An IMF official said the sale was concluded at an average price of about $1,045 an ounce and that the transaction would be paid in hard currency and not in IMF Special Drawing Rights.
Although the IMF’s plan to sell a share of its gold holdings in order to increase low-cost lending to poor countries had been flagged for a year before it was formally approved in September, the speed, scale and identity of the buyer were a surprise.
“It was always thought that some of it would be sold off market but it was a bit of a surprise that as much as 200 tonnes had been sold off market,” said Simon Weeks, director of precious metal sales at Bank of Nova Scotia.
Although India is the world’s biggest consumer of gold, primarily in the form of jewellery and investment among its billion-plus people, its central bank had given few signs of seeking to diversify its reserves pool into bullion.
The proportion of gold as part of its total foreign reserves has fallen from over 20% in 1994 to just under 4%.
India’s foreign exchange reserves held at the central bank totalled $285.5bn on October 23, of which gold comprised just over $10bn. The latest purchase will lift its share of gold holdings from near 4% to about 6%, much less than most of the developed world but four times China’s share.
The RBI does not officially talk about its diversification strategy. The RBI said yesterday the purchase of IMF’s gold was done as part of its foreign exchange reserve management.
But there may also be a geopolitical motive behind the deal: India, like China, is also seeking closer ties with the IMF to assert its authority on the global economic stage.
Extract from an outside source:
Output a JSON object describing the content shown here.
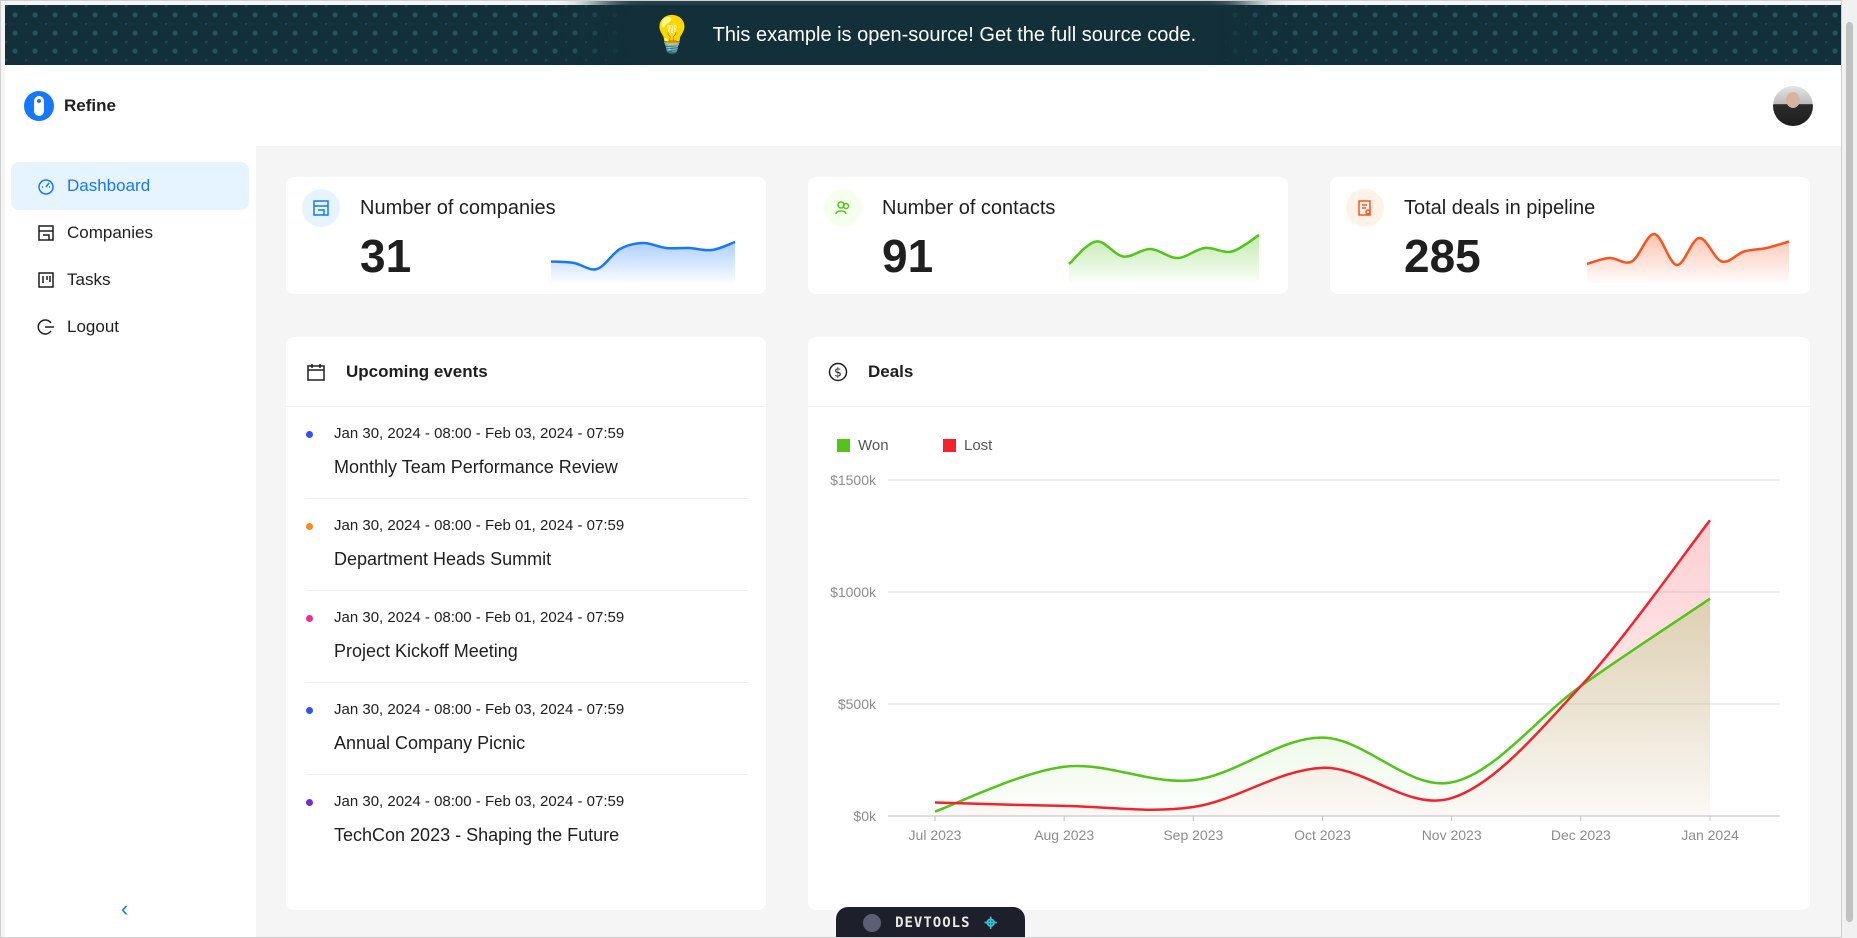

“This transaction is an important step toward achieving the objectives of the IMF’s limited gold sales programme, which are to help put the fund’s finances on a sound long-term footing and enable us to step up much-needed concessional lending to the poorest countries,” IMF managing director, Dominique Strauss-Kahn, said.
The market’s focus has now shifted to China, which has reportedly been in talks with the IMF about buying some of the fund’s bullion as Beijing seeks to shift some of its more than $2tn in foreign exchange reserves away from the US dollar.
“Now people may think China will buy the other half,” said Ronald Leung, director of Lee Cheong Gold Dealers in Hong Kong.
Already the world’s top producer of gold and rivalling India as a consumer, China revealed this year that it had quietly lifted its own government holdings of gold stocks to 1,054 tonnes from 600 tonnes when it last reported its holdings in 2003.
It is the first time since 2000 that the IMF has sold gold to a central bank. Between December 1999 and April 2000 in separate transactions, the IMF sold a total of 12.9mn ounces of gold to member countries Brazil and Mexico.